#21 Hello World?

The City of Social Media

Why the talk is inspiring?

This lecture explores social media as a new form of urbanization, the architecture of how we live together. Social media has constructed a new kind of virtual city that has taken over many of the functions of the traditional city. It also redefines and restructures physical space. We now inhabit a kind of hybrid space between virtual and real. As with the arrival of mass media in the early 20th century, social media redraws again what is public and what is private, what is inside and what is outside. It even redefines and restructures physical space, the architecture of houses and cities.

The talk is a part of “The Swamp Pavilion” – Lithuanian representation in 16th International Architecture Exhibition – La Biennale di Venezia.

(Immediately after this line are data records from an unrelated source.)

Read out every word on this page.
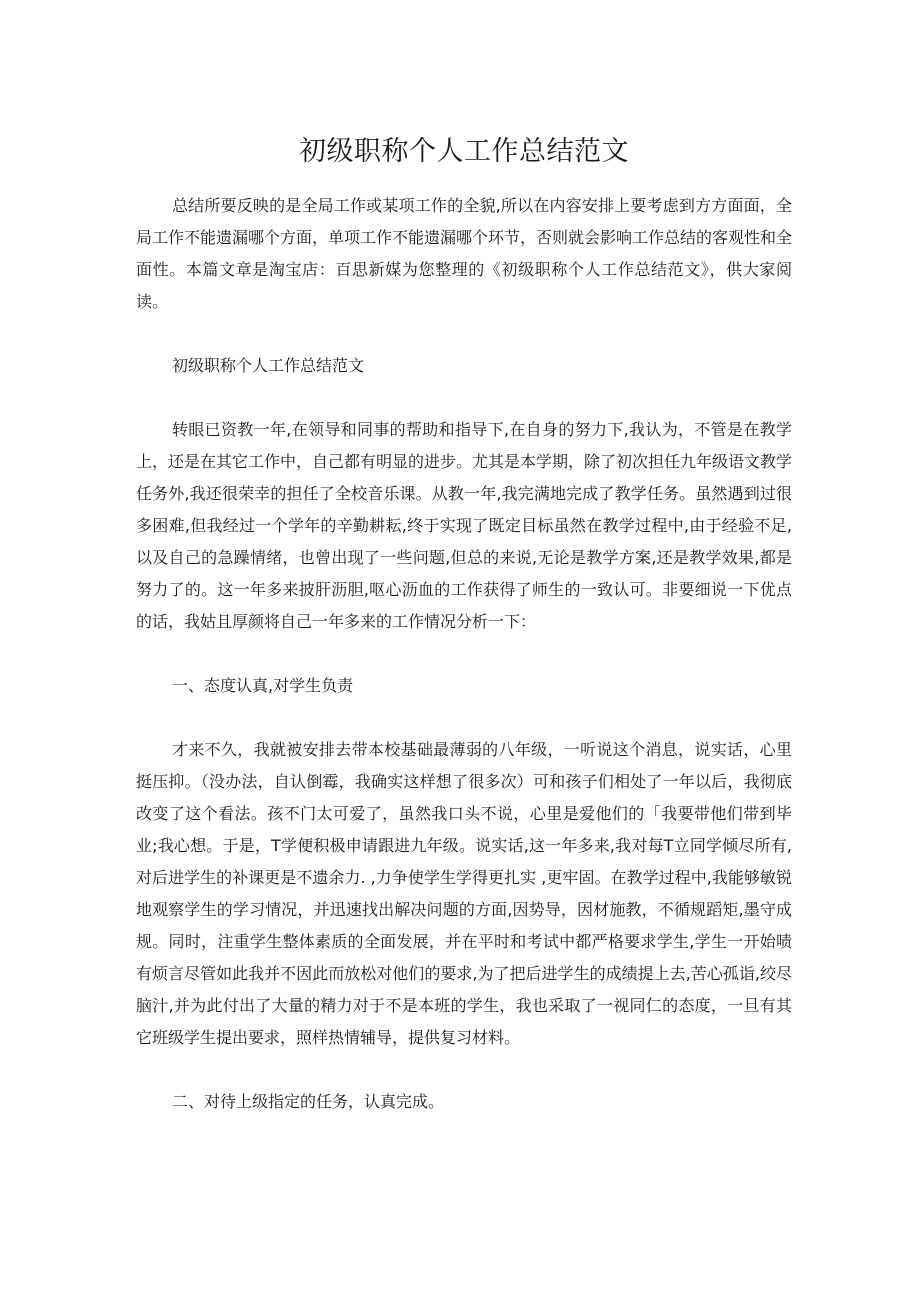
初级职称个人工作总结范文

总结所要反映的是全局工作或某项工作的全貌,所以在内容安排上要考虑到方方面面，全局工作不能遗漏哪个方面，单项工作不能遗漏哪个环节，否则就会影响工作总结的客观性和全面性。本篇文章是淘宝店：百思新媒为您整理的《初级职称个人工作总结范文》，供大家阅读。

初级职称个人工作总结范文

转眼已资教一年,在领导和同事的帮助和指导下,在自身的努力下,我认为，不管是在教学上，还是在其它工作中，自己都有明显的进步。尤其是本学期，除了初次担任九年级语文教学任务外,我还很荣幸的担任了全校音乐课。从教一年,我完满地完成了教学任务。虽然遇到过很多困难,但我经过一个学年的辛勤耕耘,终于实现了既定目标虽然在教学过程中,由于经验不足,以及自己的急躁情绪，也曾出现了一些问题,但总的来说,无论是教学方案,还是教学效果,都是努力了的。这一年多来披肝沥胆,呕心沥血的工作获得了师生的一致认可。非要细说一下优点的话，我姑且厚颜将自己一年多来的工作情况分析一下：

一、态度认真,对学生负责

才来不久，我就被安排去带本校基础最薄弱的八年级，一听说这个消息，说实话，心里挺压抑。（没办法，自认倒霉，我确实这样想了很多次）可和孩子们相处了一年以后，我彻底改变了这个看法。孩不门太可爱了，虽然我口头不说，心里是爱他们的「我要带他们带到毕业;我心想。于是，T学便积极申请跟进九年级。说实话,这一年多来,我对每T立同学倾尽所有,对后进学生的补课更是不遗余力. ,力争使学生学得更扎实 ,更牢固。在教学过程中,我能够敏锐地观察学生的学习情况，并迅速找出解决问题的方面,因势导，因材施教，不循规蹈矩,墨守成规。同时，注重学生整体素质的全面发展，并在平时和考试中都严格要求学生,学生一开始啧有烦言尽管如此我并不因此而放松对他们的要求,为了把后进学生的成绩提上去,苦心孤诣,绞尽脑汁,并为此付出了大量的精力对于不是本班的学生，我也采取了一视同仁的态度，一旦有其它班级学生提出要求，照样热情辅导，提供复习材料。

二、对待上级指定的任务，认真完成。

The talk will take take place on November 24th in the National Gallery of Art, Konstitucijos ave. 22, Vilnius.
The talk will start at 20:00 and will be in English. Event is free.

24
november
2017

Speaker

Beatriz Colomina

How the speaker is exceptional?

Beatriz Colomina is an internationally renowned architectural historian and theorist who has written extensively on questions of architecture and media. She is a professor of History and Theory of Architecture at Princeton University. Ms. Colomina has taught in the School since 1988, and is the Founding Director of the Program in Media and Modernity at Princeton University, a graduate program that promotes the interdisciplinary study of forms of culture that came to prominence during the last century and looks at the interplay between culture and technology.

RECOMMENDS TO READ

ARE WE HUMAN: NOTES ON AN ARCHEOLOGY OF DESIGN

Beatriz Colomina, Mark Wigley

Why the book is worth reading?

The question Are We Human? is both urgent and ancient. Beatriz Colomina and Mark Wigley offer a multilayered exploration of the intimate relationship between human and design and rethink the philosophy of design in a multi-dimensional exploration from the very first tools and ornaments to the constant buzz of social media. The average day involves the experience of thousands of layers of design that reach to outside space but also reach deep into our bodies and brains. Even the planet itself has been completely encrusted by design as a geological layer. There is no longer an outside to the world of design. Colomina’s and Wigley’s field notes offer an archaeology of the way design has gone viral and is now bigger than the world. They range across the last few hundred thousand years and the last few seconds to scrutinize the uniquely plastic relation between brain and artifact. A vivid portrait emerges. Design is what makes the human. It becomes the way humans ask questions and thereby continuously redesign themselves.